I’m not sure why it matters. I close my eyes and picture it. Now I’m a different kind of bad-thoughts kind of guy. School days were coming to an end, not just for the year, but for me they were ending forever. I had an unknown future, a world of unemployment was a strong possibility. I had never known what I wanted to do and, truth be told, I still don’t know. Maybe open a pet store. It was a scary time. Throughout the previous six months of school, guidance counselors had been trying to help us all figure out what paths to take, and being a grade-A serial killer wasn’t an option. Hell, back then I didn’t even know that’s what I wanted to be. Not really.

“It was near the end of my final year at school,” I tell her. “About a month short—so around November I guess.”

“You were eighteen?”

“Seventeen. My birthday is in December. The tenth, actually,” I say, and I had to spend my thirty-second birthday in jail, but my thirty-third will be spent elsewhere. “You know what the tenth of December is?”

She shakes her head.

“It’s Human Rights Day,” I tell her, then smile. “Kind of ironic for a guy who the public’s trying to kill.”

“There are people who would see it as being ironic for other reasons,” she says.

“Like what?” I ask.

“A serial killer being born on Human Rights Day, who believes nobody but himself is due any rights.”

“It’s not like that,” I tell her. “I have no—”

“Memory,” she finishes for me. “Therefore you can’t remember what you were thinking in those moments. Yes, I get it. However, human rights are what this entire debate is all about. The people for the death penalty would say they want their rights heard, that it’s the right of the victims to have their killers given the same sentences as they themselves were given.
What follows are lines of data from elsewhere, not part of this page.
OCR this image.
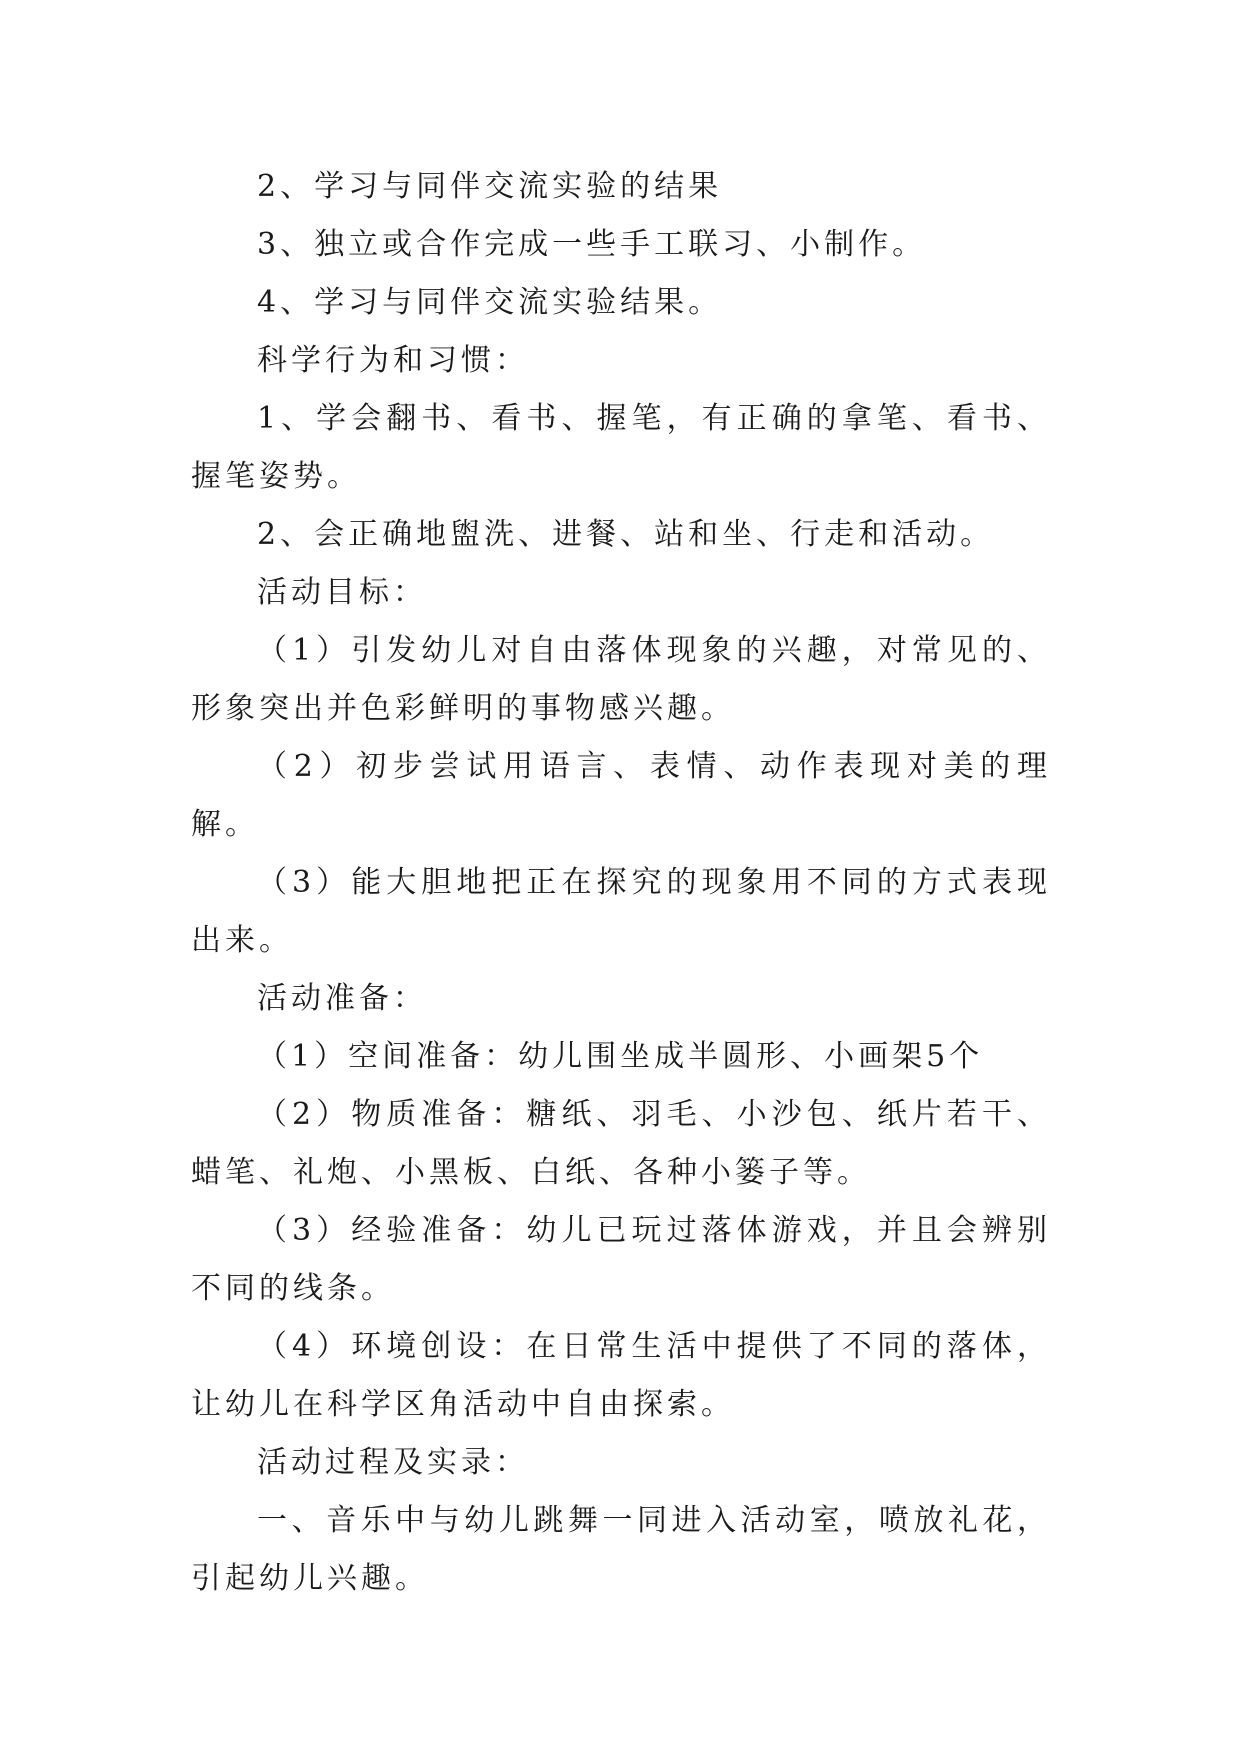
2、学习与同伴交流实验的结果

3、独立或合作完成一些手工联习、小制作。

4、学习与同伴交流实验结果。

科学行为和习惯：

1、学会翻书、看书、握笔，有正确的拿笔、看书、握笔姿势。

2、会正确地盥洗、进餐、站和坐、行走和活动。

活动目标：

（1）引发幼儿对自由落体现象的兴趣，对常见的、形象突出并色彩鲜明的事物感兴趣。

（2）初步尝试用语言、表情、动作表现对美的理解。

（3）能大胆地把正在探究的现象用不同的方式表现出来。

活动准备：

（1）空间准备：幼儿围坐成半圆形、小画架5个

（2）物质准备：糖纸、羽毛、小沙包、纸片若干、蜡笔、礼炮、小黑板、白纸、各种小篓子等。

（3）经验准备：幼儿已玩过落体游戏，并且会辨别不同的线条。

（4）环境创设：在日常生活中提供了不同的落体，让幼儿在科学区角活动中自由探索。

活动过程及实录：

一、音乐中与幼儿跳舞一同进入活动室，喷放礼花，引起幼儿兴趣。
Have you thought about it from that point of view?”

I’m not sure if I have and, hearing what she’s saying, I’m not so sure I want to give it any thought. Why should I care? “No.”
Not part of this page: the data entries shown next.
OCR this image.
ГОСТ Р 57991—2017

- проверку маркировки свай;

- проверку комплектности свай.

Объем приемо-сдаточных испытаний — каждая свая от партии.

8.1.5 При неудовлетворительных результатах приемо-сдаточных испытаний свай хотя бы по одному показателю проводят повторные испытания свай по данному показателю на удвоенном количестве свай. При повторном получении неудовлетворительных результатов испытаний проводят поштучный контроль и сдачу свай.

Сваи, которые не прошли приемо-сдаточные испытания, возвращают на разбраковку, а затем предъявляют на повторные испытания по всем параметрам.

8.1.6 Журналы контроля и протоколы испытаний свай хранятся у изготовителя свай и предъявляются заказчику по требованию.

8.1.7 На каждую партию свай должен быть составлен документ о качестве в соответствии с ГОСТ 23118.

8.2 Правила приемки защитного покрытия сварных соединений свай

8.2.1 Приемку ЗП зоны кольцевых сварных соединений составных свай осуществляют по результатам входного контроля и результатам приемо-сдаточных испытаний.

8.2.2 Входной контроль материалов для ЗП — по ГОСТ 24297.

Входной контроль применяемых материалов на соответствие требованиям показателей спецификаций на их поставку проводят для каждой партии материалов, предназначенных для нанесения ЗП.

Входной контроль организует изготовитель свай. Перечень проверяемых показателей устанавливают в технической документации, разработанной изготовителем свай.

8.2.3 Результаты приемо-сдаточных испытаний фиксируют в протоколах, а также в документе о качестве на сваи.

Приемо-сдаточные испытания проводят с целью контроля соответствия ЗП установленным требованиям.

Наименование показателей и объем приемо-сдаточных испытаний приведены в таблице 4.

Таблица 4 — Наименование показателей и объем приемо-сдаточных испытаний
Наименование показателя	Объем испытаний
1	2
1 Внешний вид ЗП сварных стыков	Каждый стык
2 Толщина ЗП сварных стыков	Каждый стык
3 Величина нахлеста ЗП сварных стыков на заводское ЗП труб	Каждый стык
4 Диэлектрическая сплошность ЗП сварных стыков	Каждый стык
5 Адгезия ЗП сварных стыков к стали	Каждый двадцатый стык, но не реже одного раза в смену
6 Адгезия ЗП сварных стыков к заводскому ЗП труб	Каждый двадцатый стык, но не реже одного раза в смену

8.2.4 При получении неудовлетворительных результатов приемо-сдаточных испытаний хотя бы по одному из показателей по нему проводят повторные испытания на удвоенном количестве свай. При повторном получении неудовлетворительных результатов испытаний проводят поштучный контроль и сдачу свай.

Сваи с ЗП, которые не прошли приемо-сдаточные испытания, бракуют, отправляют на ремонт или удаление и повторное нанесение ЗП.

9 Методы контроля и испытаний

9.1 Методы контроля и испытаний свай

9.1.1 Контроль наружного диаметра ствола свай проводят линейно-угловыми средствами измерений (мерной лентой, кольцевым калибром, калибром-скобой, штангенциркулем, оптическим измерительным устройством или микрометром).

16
“I think you should. I think you might find it insightful.”

“Okay,” I say, and sure, I’ll get right on it.

“Tell me about the first time you killed somebody,” she says.
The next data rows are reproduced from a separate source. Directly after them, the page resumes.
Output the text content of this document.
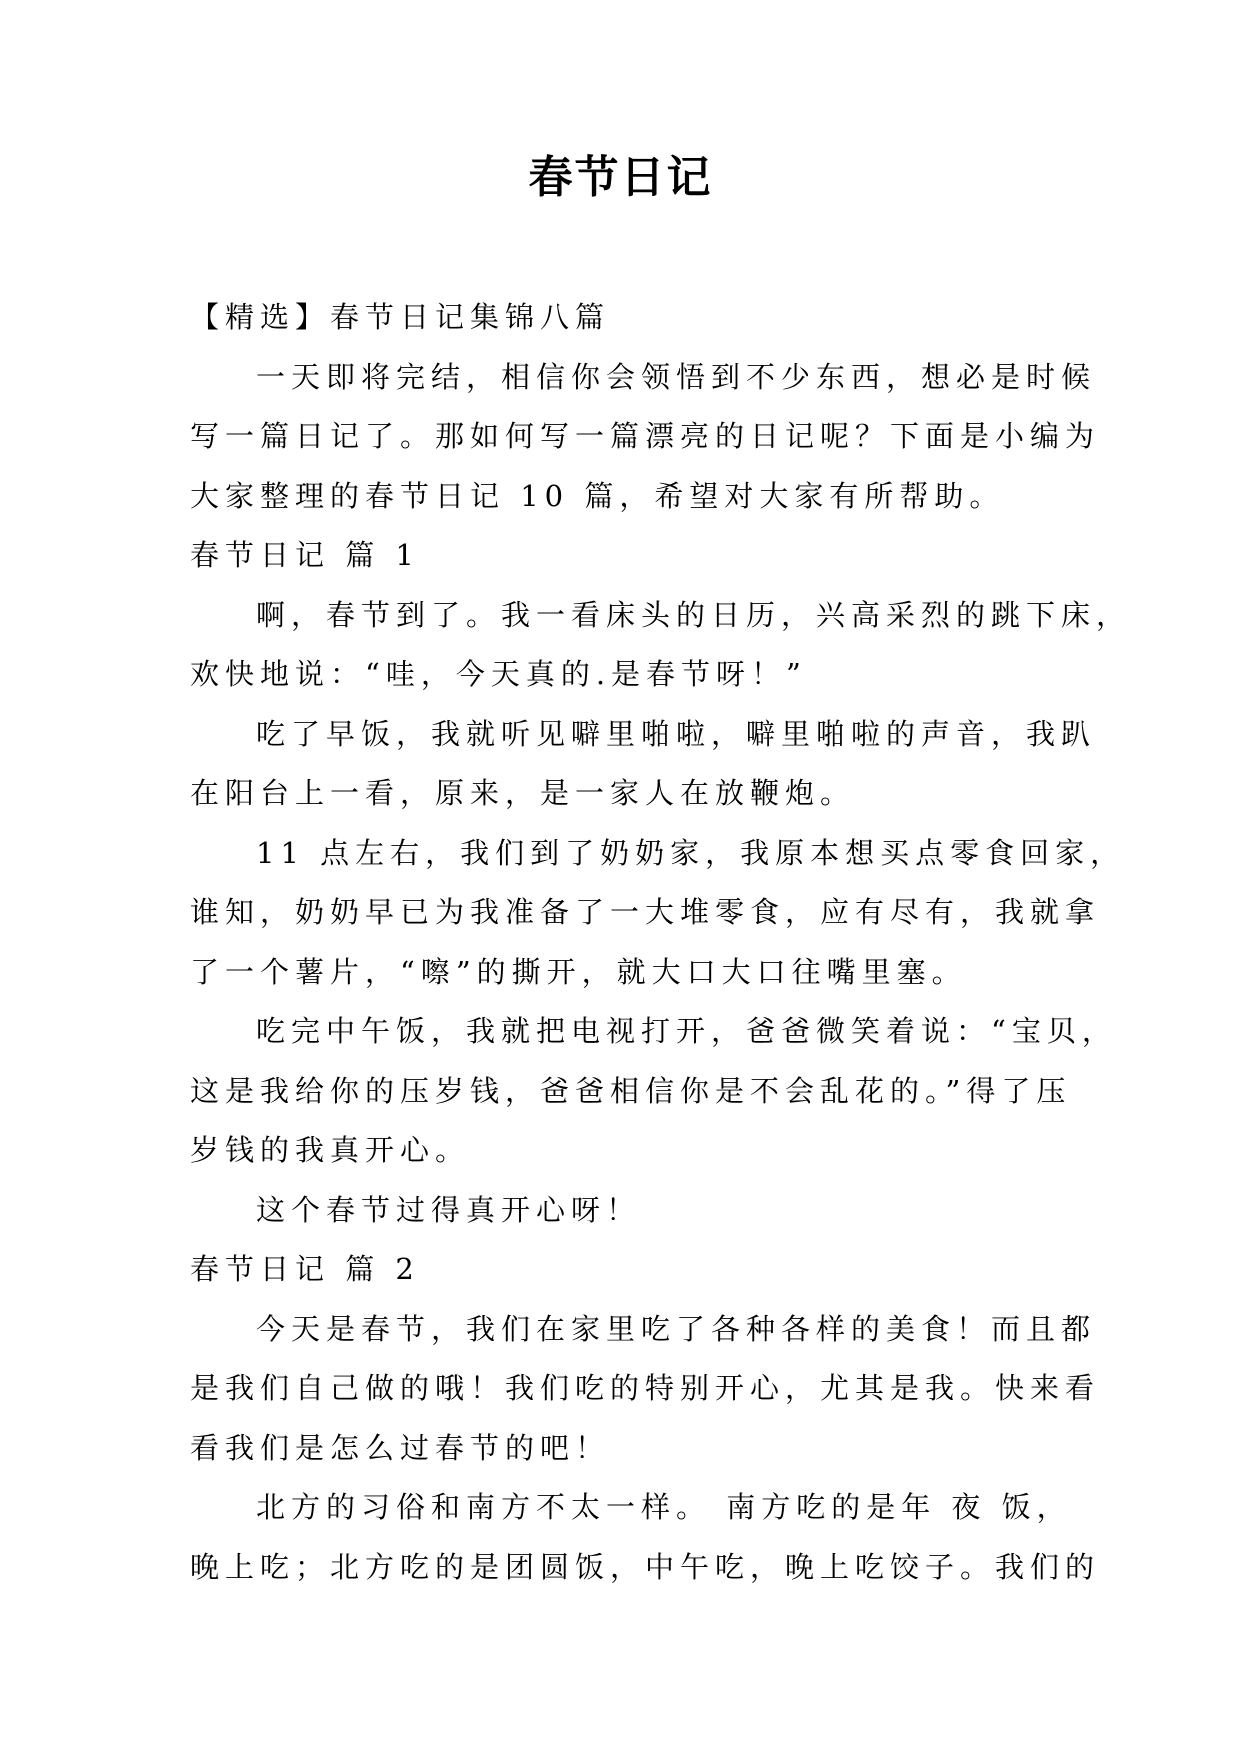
春节日记
【精选】春节日记集锦八篇
一天即将完结，相信你会领悟到不少东西，想必是时候
写一篇日记了。那如何写一篇漂亮的日记呢？下面是小编为
大家整理的春节日记 10 篇，希望对大家有所帮助。
春节日记 篇 1
啊，春节到了。我一看床头的日历，兴高采烈的跳下床，
欢快地说：“哇，今天真的.是春节呀！”
吃了早饭，我就听见噼里啪啦，噼里啪啦的声音，我趴
在阳台上一看，原来，是一家人在放鞭炮。
11 点左右，我们到了奶奶家，我原本想买点零食回家，
谁知，奶奶早已为我准备了一大堆零食，应有尽有，我就拿
了一个薯片，“嚓”的撕开，就大口大口往嘴里塞。
吃完中午饭，我就把电视打开，爸爸微笑着说：“宝贝，
这是我给你的压岁钱，爸爸相信你是不会乱花的。”得了压
岁钱的我真开心。
这个春节过得真开心呀！
春节日记 篇 2
今天是春节，我们在家里吃了各种各样的美食！而且都
是我们自己做的哦！我们吃的特别开心，尤其是我。快来看
看我们是怎么过春节的吧！
北方的习俗和南方不太一样。 南方吃的是年 夜 饭，
晚上吃；北方吃的是团圆饭，中午吃，晚上吃饺子。我们的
At first I think I’ve misheard her. I’m not expecting the question, so it takes an extra couple of seconds to realize she hasn’t said Tell me about the first time you kissed anybody, which would have been my auntie, and I hope the pause makes me look like I’m actually trying to remember. Which I can. But that’s not what I tell her. “I don’t . . . I don’t remember.”

“So you’ve been saying. So how about you tell me about the first time you suspected that you’d hurt somebody.”

“Well, that would be when the police came and arrested me.”

She slowly nods. Looks down at her hands. Makes a note. “So you’re telling me you never woke up covered in blood? See, the problem we’re facing here, Joe,” she says, and I like the way she thinks we’re facing the problem and not just me, it makes me feel like I’m part of a team, “is that if you don’t remember any of it, why were you carrying a gun? Why did you try to end your life when the police surrounded you?”